Os Pobres - Cap. 17: XVI - O que é a vida? Pág. 98 / 158

Porquê tudo isto? Para quê sofrer?

Ele e o Astrónomo ficaram um pedaço a cismar.

O que os prendia afinal à vida? em que criam? Nesse fim da tarde, chovia e aquilo era lúgubre: como que as coisas os empurravam para a morte. Na vida tudo lhes falhara e aos quarenta anos já se não constroem nuvens.

Só o Astrónomo se consumia ainda em sonho: os outros, sentindo-o feliz, puxavam-no para o fundo, como os afogados aos que se querem salvar.

– Sonhar! sonhar! – pregava.

– Sonhar, deixe-se disso!...

– Que querem se eu nasci para isto? Eu só vivo na solidão, e a vida para mim é sonhar. Como hei-de eu, que vivo lá em cima, pobre, com este casaco que de gasto nem sequer me aquece, compreender a existência? Dum lado estou eu misérrimo, do outro um turbilhão de astros... Quantas riquezas! Astros todos de oiro, astros de crime, plagas duma areia fina e rubra e depois largos oceanos desertos... Talvez o céu seja uma árvore sempre na primavera... Infinitos mundos, colossos mudos, que passam, e eu pobre, transido de frio, compreendo e vejo!... Depois, se desço cá pra baixo, nu, a vida parece-me triste e logo corro a refugiar-me no céu.

– Mas a natureza...

– Eu sei, eu vejo do meu quarto: havendo sol é belo: é tudo de oiro e verde. Sei que há árvores, o mar, rios, mas nunca ninguém os viu ao pé...

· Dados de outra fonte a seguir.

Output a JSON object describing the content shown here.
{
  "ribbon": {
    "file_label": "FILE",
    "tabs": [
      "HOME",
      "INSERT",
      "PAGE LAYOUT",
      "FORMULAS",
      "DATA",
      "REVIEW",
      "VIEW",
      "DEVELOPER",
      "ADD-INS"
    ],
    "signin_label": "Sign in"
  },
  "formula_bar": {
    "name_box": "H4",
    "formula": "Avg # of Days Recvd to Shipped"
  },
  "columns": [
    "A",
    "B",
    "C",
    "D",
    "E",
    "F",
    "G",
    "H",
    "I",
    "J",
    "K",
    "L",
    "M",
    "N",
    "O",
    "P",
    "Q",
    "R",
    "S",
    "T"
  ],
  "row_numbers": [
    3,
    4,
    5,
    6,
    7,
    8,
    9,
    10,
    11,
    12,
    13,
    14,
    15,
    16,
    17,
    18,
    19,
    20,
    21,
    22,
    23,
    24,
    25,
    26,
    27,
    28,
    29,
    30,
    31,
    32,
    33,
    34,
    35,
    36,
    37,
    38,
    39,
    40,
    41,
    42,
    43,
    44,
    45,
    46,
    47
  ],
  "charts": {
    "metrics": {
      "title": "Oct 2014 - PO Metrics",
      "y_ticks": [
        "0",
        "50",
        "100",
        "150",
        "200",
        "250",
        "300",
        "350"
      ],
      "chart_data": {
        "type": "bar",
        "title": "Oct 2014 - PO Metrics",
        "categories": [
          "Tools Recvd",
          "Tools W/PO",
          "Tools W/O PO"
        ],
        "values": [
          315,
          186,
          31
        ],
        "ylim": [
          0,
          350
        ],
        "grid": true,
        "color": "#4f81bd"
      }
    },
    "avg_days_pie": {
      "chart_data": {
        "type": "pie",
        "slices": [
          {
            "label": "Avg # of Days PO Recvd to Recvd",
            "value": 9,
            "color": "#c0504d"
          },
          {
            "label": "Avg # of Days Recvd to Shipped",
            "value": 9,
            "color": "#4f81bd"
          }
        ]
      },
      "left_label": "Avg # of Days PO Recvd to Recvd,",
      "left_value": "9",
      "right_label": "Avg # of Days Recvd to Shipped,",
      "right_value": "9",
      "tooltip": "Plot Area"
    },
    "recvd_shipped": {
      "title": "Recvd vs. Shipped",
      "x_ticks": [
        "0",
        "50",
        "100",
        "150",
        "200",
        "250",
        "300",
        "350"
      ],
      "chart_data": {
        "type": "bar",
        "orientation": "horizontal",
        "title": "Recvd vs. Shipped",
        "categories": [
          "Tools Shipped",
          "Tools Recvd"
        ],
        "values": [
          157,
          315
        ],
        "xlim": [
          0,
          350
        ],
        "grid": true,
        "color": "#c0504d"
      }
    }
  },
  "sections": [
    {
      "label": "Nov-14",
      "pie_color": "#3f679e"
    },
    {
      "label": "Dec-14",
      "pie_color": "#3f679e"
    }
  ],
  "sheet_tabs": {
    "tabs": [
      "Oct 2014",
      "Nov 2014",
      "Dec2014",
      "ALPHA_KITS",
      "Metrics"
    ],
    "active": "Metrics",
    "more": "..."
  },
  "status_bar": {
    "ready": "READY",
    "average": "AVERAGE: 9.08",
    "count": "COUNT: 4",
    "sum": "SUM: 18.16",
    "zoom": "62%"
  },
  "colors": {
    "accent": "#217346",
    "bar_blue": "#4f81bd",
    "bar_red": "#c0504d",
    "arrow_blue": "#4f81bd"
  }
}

– Perdão! mas já muita gente... O amigo confunde!

– Na minha pobre cabeça tudo se confunde.

– Sempre sonhar, sempre sonhar! Eu por mim já estou farto de nuvens!

– E que querem que faça, se eu não sei mais nada?

Nem me sei rir, nem sei falar...

Falavam do suicídio, riam do Astrónomo – um sonhador! – e no fundo todos temiam a morte e quereriam ser como ele. Morrer sem ter vivido!... O que haviam tentado realizar, esse esforço para materializarem a própria alma, que outra coisa não é criar, dera-lhes como resultado um bloco gélido e informe, talvez vivo mas um bloco.